A summer internship program for undergraduate students from universities around the world is also present and is run in collaboration with the National Center of Competence in Research (NCCR) Bio-Inspired Materials of the Swiss National Science Foundation (SNF).

==Collaborations==
AMI is conducting both fundamental as well as application-oriented research in the field of soft nanomaterials, receiving part of its funding through industrial partnerships. In 2018 AMI spawned its first startup NanoLockin.

===NCCR Bio-Inspired Materials===
AMI is involved with and headquarters the National Center of Competence in Research Bio-Inspired Materials, an interdisciplinary center for research and education around materials inspired by nature.

=== Biointegrable Soft Actuators Alimented by Metabolic Energy (INTEGRATE) ===
INTEGRATE is a multidisciplinary research program funded by the European Innovation Council and the Swiss Secretariat for Education, Research, and Innovation. The main goal is to develop energy-autonomous prosthetics and robotic devices, and counts with the participation of the Eindhoven University of Technology, the University of Rome Tor Vergata, the CNRS, VELTHA and the Adolphe Merkle Institute.

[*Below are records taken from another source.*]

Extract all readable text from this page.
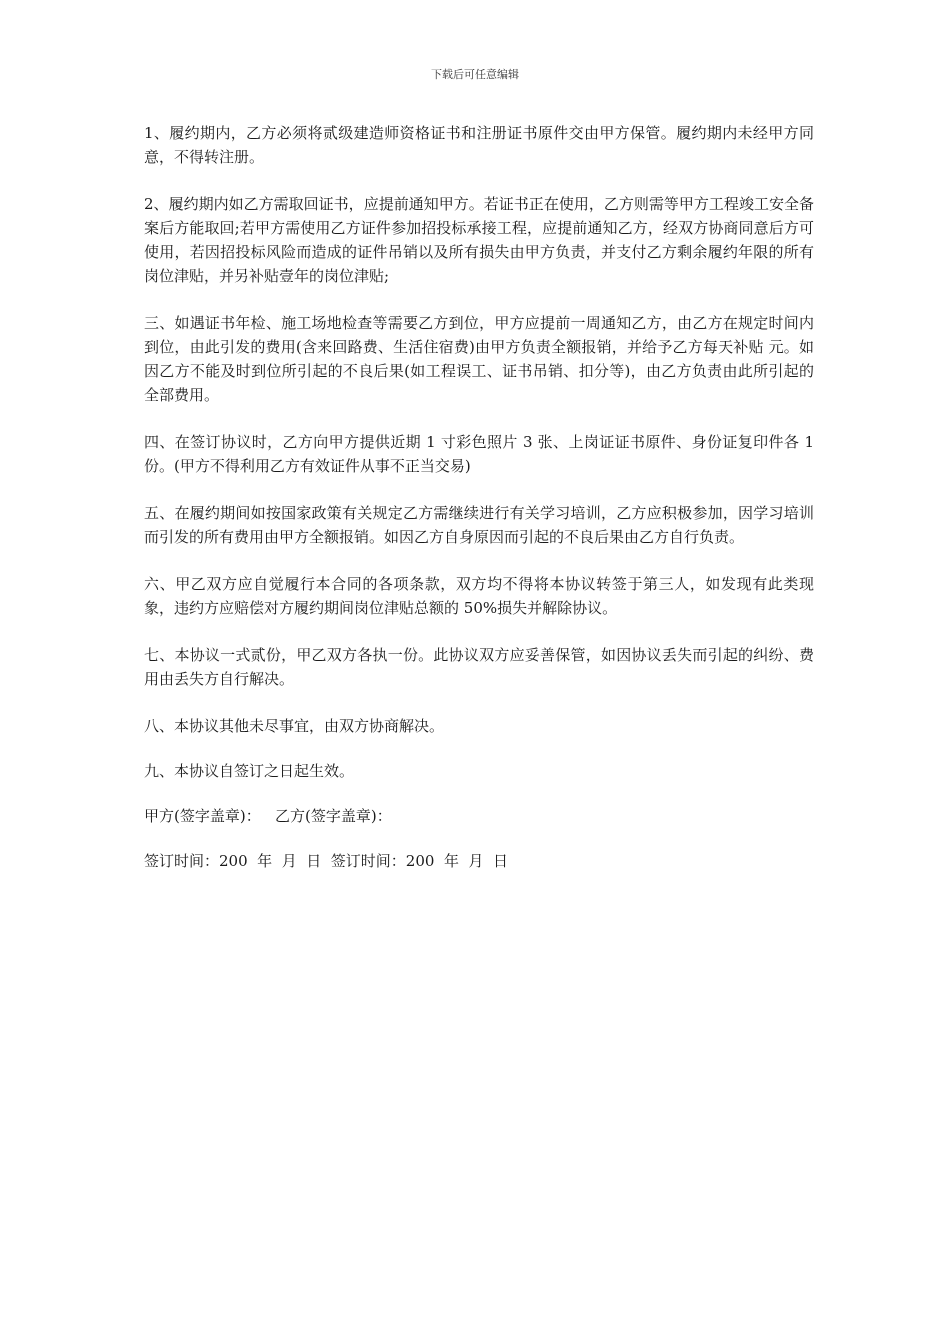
下载后可任意编辑

1、履约期内，乙方必须将贰级建造师资格证书和注册证书原件交由甲方保管。履约期内未经甲方同意，不得转注册。

2、履约期内如乙方需取回证书，应提前通知甲方。若证书正在使用，乙方则需等甲方工程竣工安全备案后方能取回;若甲方需使用乙方证件参加招投标承接工程，应提前通知乙方，经双方协商同意后方可使用，若因招投标风险而造成的证件吊销以及所有损失由甲方负责，并支付乙方剩余履约年限的所有岗位津贴，并另补贴壹年的岗位津贴;

三、如遇证书年检、施工场地检查等需要乙方到位，甲方应提前一周通知乙方，由乙方在规定时间内到位，由此引发的费用(含来回路费、生活住宿费)由甲方负责全额报销，并给予乙方每天补贴 元。如因乙方不能及时到位所引起的不良后果(如工程误工、证书吊销、扣分等)，由乙方负责由此所引起的全部费用。

四、在签订协议时，乙方向甲方提供近期 1 寸彩色照片 3 张、上岗证证书原件、身份证复印件各 1 份。(甲方不得利用乙方有效证件从事不正当交易)

五、在履约期间如按国家政策有关规定乙方需继续进行有关学习培训，乙方应积极参加，因学习培训而引发的所有费用由甲方全额报销。如因乙方自身原因而引起的不良后果由乙方自行负责。

六、甲乙双方应自觉履行本合同的各项条款，双方均不得将本协议转签于第三人，如发现有此类现象，违约方应赔偿对方履约期间岗位津贴总额的 50%损失并解除协议。

七、本协议一式贰份，甲乙双方各执一份。此协议双方应妥善保管，如因协议丢失而引起的纠纷、费用由丢失方自行解决。

八、本协议其他未尽事宜，由双方协商解决。

九、本协议自签订之日起生效。

甲方(签字盖章)：   乙方(签字盖章)：
签订时间：200  年  月  日  签订时间：200  年  月  日
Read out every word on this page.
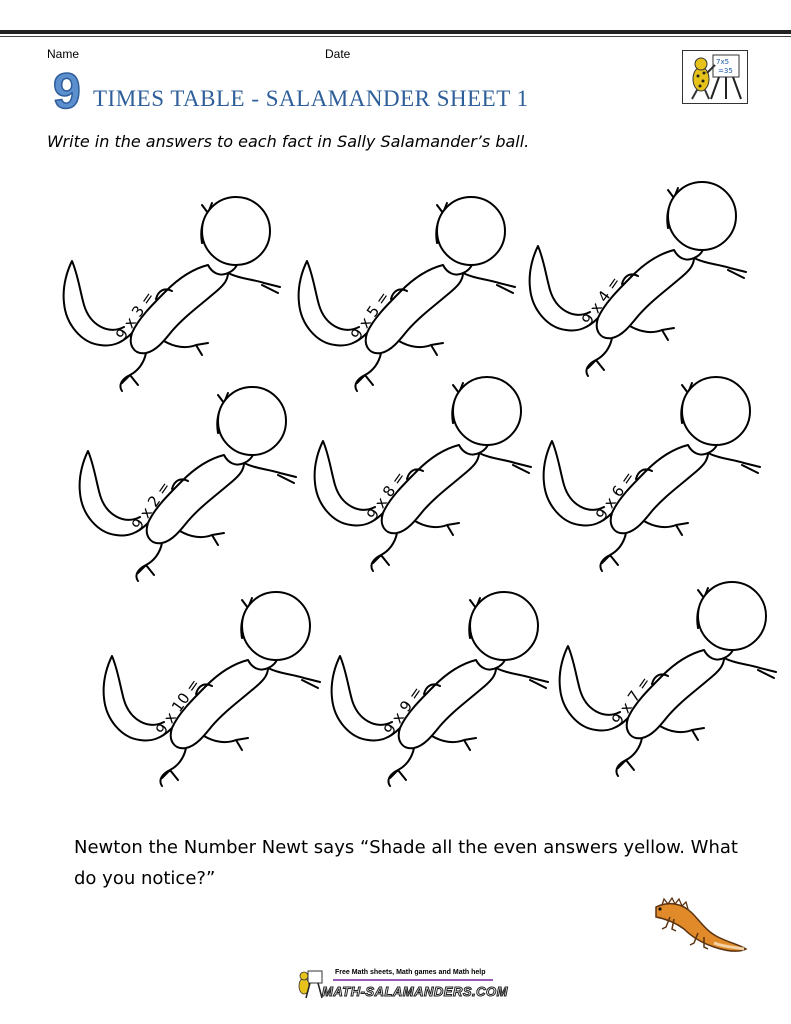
Name	Date
9 TIMES TABLE - SALAMANDER SHEET 1
7x5
=35
Write in the answers to each fact in Sally Salamander’s ball.
9 x 3 =	9 x 5 =	9 x 4 =
9 x 2 =	9 x 8 =	9 x 6 =
9 x 10 =	9 x 9 =	9 x 7 =
Newton the Number Newt says “Shade all the even answers yellow. What do you notice?”
Free Math sheets, Math games and Math help
MATH-SALAMANDERS.COM
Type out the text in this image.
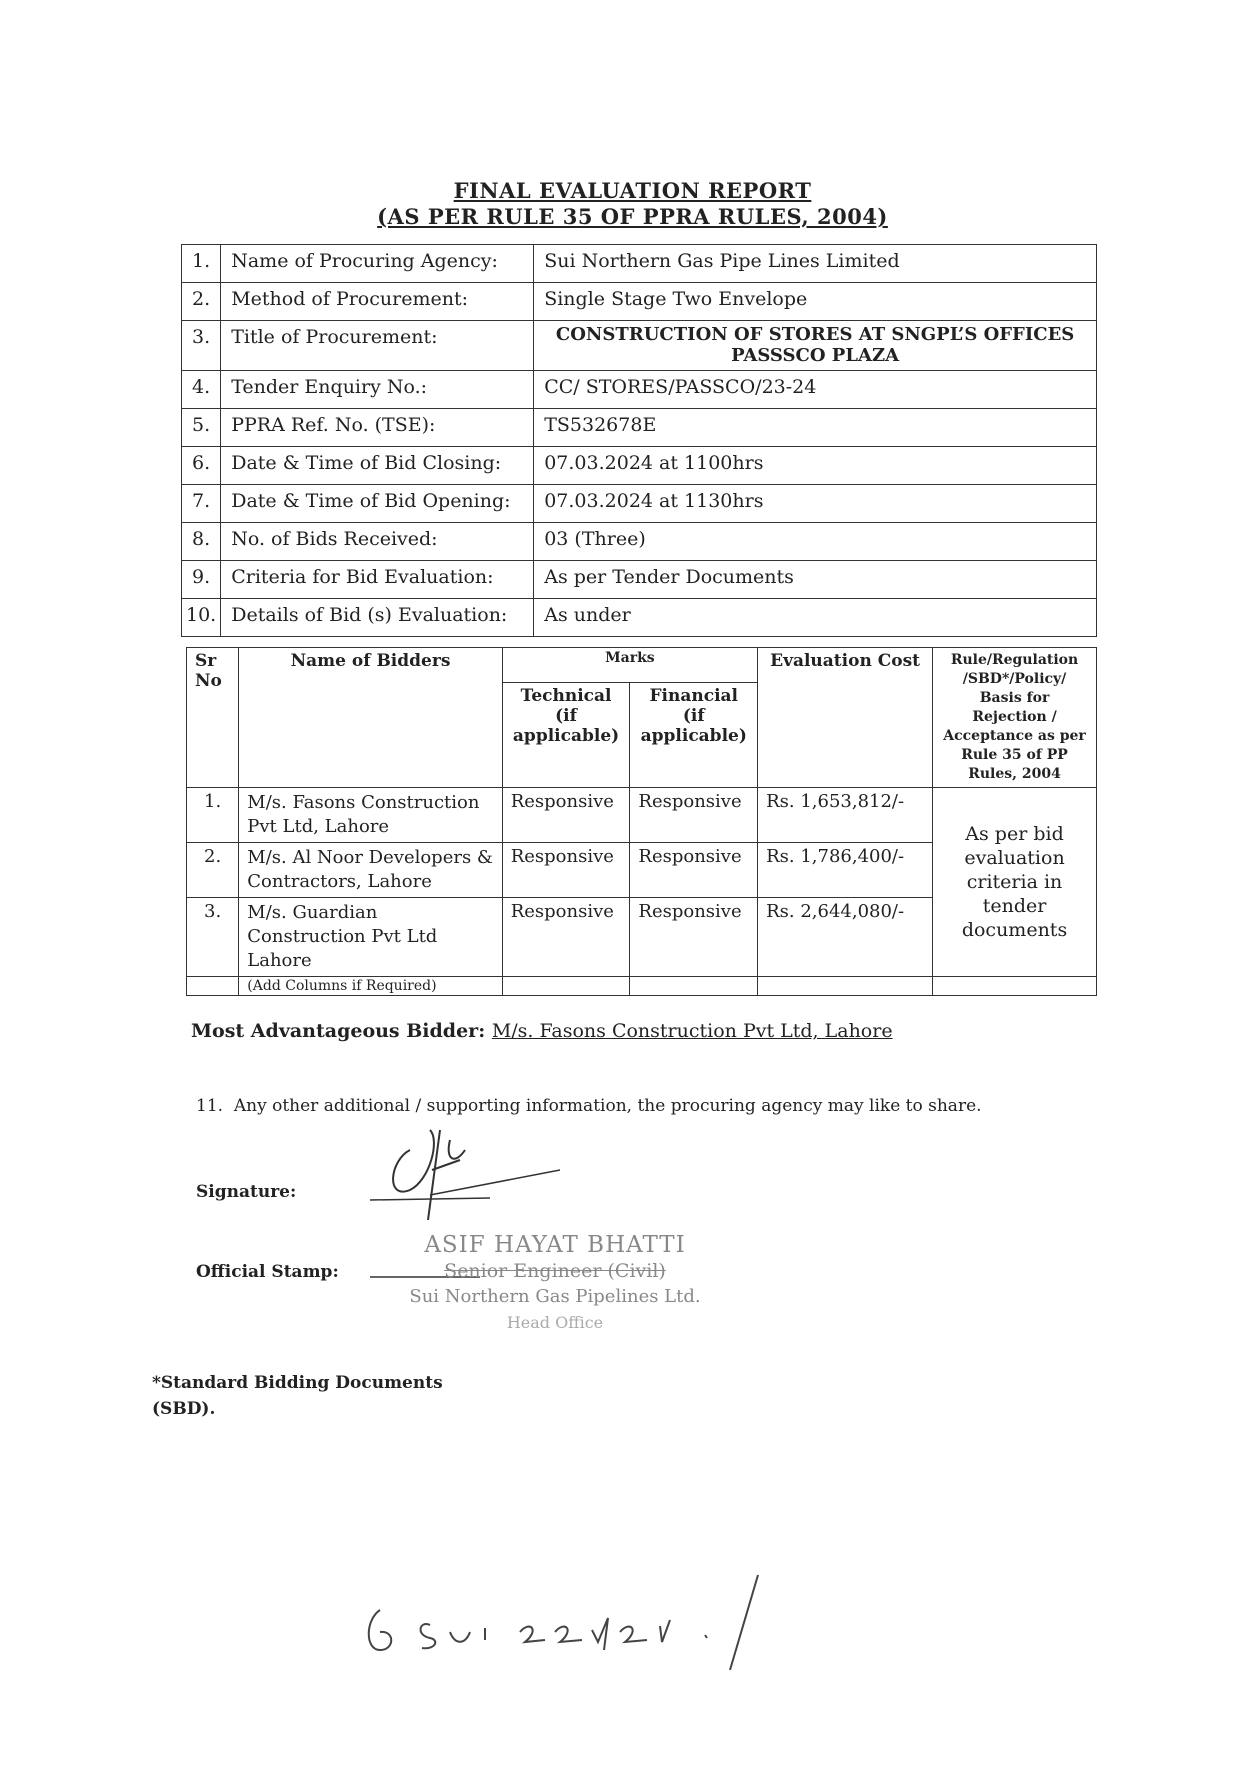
FINAL EVALUATION REPORT
(AS PER RULE 35 OF PPRA RULES, 2004)
1.	Name of Procuring Agency:	Sui Northern Gas Pipe Lines Limited
2.	Method of Procurement:	Single Stage Two Envelope
3.	Title of Procurement:	CONSTRUCTION OF STORES AT SNGPL’S OFFICES PASSSCO PLAZA
4.	Tender Enquiry No.:	CC/ STORES/PASSCO/23-24
5.	PPRA Ref. No. (TSE):	TS532678E
6.	Date & Time of Bid Closing:	07.03.2024 at 1100hrs
7.	Date & Time of Bid Opening:	07.03.2024 at 1130hrs
8.	No. of Bids Received:	03 (Three)
9.	Criteria for Bid Evaluation:	As per Tender Documents
10.	Details of Bid (s) Evaluation:	As under
Sr No	Name of Bidders	Marks		Evaluation Cost	Rule/Regulation /SBD*/Policy/ Basis for Rejection / Acceptance as per Rule 35 of PP Rules, 2004
		Technical (if applicable)	Financial (if applicable)		
1.	M/s. Fasons Construction Pvt Ltd, Lahore	Responsive	Responsive	Rs. 1,653,812/-	As per bid evaluation criteria in tender documents
2.	M/s. Al Noor Developers & Contractors, Lahore	Responsive	Responsive	Rs. 1,786,400/-	
3.	M/s. Guardian Construction Pvt Ltd Lahore	Responsive	Responsive	Rs. 2,644,080/-	
	(Add Columns if Required)				
Most Advantageous Bidder: M/s. Fasons Construction Pvt Ltd, Lahore
11. Any other additional / supporting information, the procuring agency may like to share.
Signature:
Official Stamp:
ASIF HAYAT BHATTI
Senior Engineer (Civil)
Sui Northern Gas Pipelines Ltd.
Head Office
*Standard Bidding Documents
(SBD).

== Former collaborations ==

===Partnerships for International Research and Education (PIRE)===
PIRE was a collaboration between AMI, Case Western Reserve University, the University of Delaware, the University of Chicago, and the University of California at San Diego. The program was funded by the National Science Foundations of Switzerland and the US. Its focus lied on developing functional materials inspired by desirable substances in nature.

===Plant-inspired Materials and Surfaces (PlaMatSu) ===
The European Commission funded PlaMatSu as an Innovative Training Network (ITN) under the Horizon 2020 Marie Sklodowska-Curie Actions with nine PhD students at University of Fribourg (Switzerland) and AMI, University of Freiburg (Germany), and University of Cambridge. As industrial partners the ITN included BASF SE (Germany), Fischerwerke GmbH & Co. KG (Germany), and Dr. Tillwich GmbH (Germany), as well as VDI - The Association of German Engineers and Wikimedia CH as communication partners.

===CityCare===
CityCare was another ITN funded by the European Commission under the Horizon 2020 Marie Sklodowska-Curie Actions with three PhD students. The projects investigated the damaging effects of air pollutants on the skin.

===PATROLS===
PATROLS (Physiologically Anchored Tools for Realistic nanOmateriaL hazard aSsessment) was an international project funded by the European Union through the Horizon 2020 research and innovation program with the objective to develop tools and techniques to predict potential hazards for humans and the environment from engineered nanomaterials in order to minimize the necessity of animal testing and categorize nanomaterials according to their health and safety risks.

=== ULtrafine particles from TRansportation – Health Assessment of Sources (ULTRHAS) ===
The EU-funded ULTRHAS brought together partners from Norway, Finland, Germany, and the Adolphe Merkle Institute with the goal to reveal the health threats posed by nanoparticles from different transport sources, and provide guidance for policy development to improve air quality and health.